Companies stand to benefit from improving inventory turns, even with relatively low-volume or slow-moving products, because of the same cost factors that drive companies with fast-moving products, says Monroe.
"In fact, the only industries where it doesn't always help is in aerospace and defense," where the need to maintain inventories of parts for longer periods of time is part of the business model because of slower obsolescence rates, says Monroe.
Getting Better All the Time
A study published in December 1999 by the management firm Pittiglio Rabin Todd & McGrath in Waltham, Mass., found that U.S. companies have dramatically improved their inventory turns during the past few years.
U.S. inventory turns rose by more than 12% from 1994 through 1998 to an average of 5.4 annual turns, according to the report. During the same period, the average cash-to-cycle time -- the number of days between paying for raw materials and getting paid for the product -- improved by 10% to 100 days, the report stated.

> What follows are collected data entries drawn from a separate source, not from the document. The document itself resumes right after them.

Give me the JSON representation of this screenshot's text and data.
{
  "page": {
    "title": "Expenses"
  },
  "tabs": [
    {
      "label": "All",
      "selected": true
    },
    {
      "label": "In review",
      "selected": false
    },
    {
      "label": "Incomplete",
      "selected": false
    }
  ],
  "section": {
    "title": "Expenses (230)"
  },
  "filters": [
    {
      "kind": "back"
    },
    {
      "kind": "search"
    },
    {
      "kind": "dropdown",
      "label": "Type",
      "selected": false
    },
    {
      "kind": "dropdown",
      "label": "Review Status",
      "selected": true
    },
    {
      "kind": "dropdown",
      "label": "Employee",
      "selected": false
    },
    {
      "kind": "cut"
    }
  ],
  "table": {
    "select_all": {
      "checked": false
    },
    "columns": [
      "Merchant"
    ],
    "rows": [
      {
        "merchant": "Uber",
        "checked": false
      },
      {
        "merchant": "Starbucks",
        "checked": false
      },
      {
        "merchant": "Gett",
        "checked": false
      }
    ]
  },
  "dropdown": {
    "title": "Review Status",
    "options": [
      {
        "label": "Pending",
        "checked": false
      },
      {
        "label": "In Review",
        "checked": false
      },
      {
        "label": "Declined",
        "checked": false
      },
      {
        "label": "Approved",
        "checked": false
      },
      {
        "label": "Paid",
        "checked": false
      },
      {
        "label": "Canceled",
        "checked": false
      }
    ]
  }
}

Driving much of those inventory turns was the need to address falling margins and slowing annual growth, the report said. In addition, many big U.S. companies have also invested millions of dollars over the past several years to automate their inventory management processes using sophisticated supply chain management tools.
The continuing move away from traditional build-to-forecast manufacturing models to more flexible models such as build-to-demand, build-to-order and flow manufacturing are also changing the way companies look at inventories, says Monroe.
The increasing emphasis on a fully integrated supply chain means that inventories barely spend any time sitting unused.
"I've seen some practitioners of flow manufacturing who move inventory so quickly that they utilize materials, ship products and bill customers before their suppliers even bill them," Monroe says.
Companies are also becoming increasingly aware of the need to improve inventory management and to move toward build-to-demand models at a time when the overall economy is slowing, says Chatha.
Many high-tech companies, including giants such as Cisco Systems Inc. and Murray Hill, N.J.-based Lucent Technologies Inc., recently got stuck with excess inventories when the economy slowed more abruptly than they had anticipated, reflecting how even well-managed build-to-forecast models can sometimes cause problems.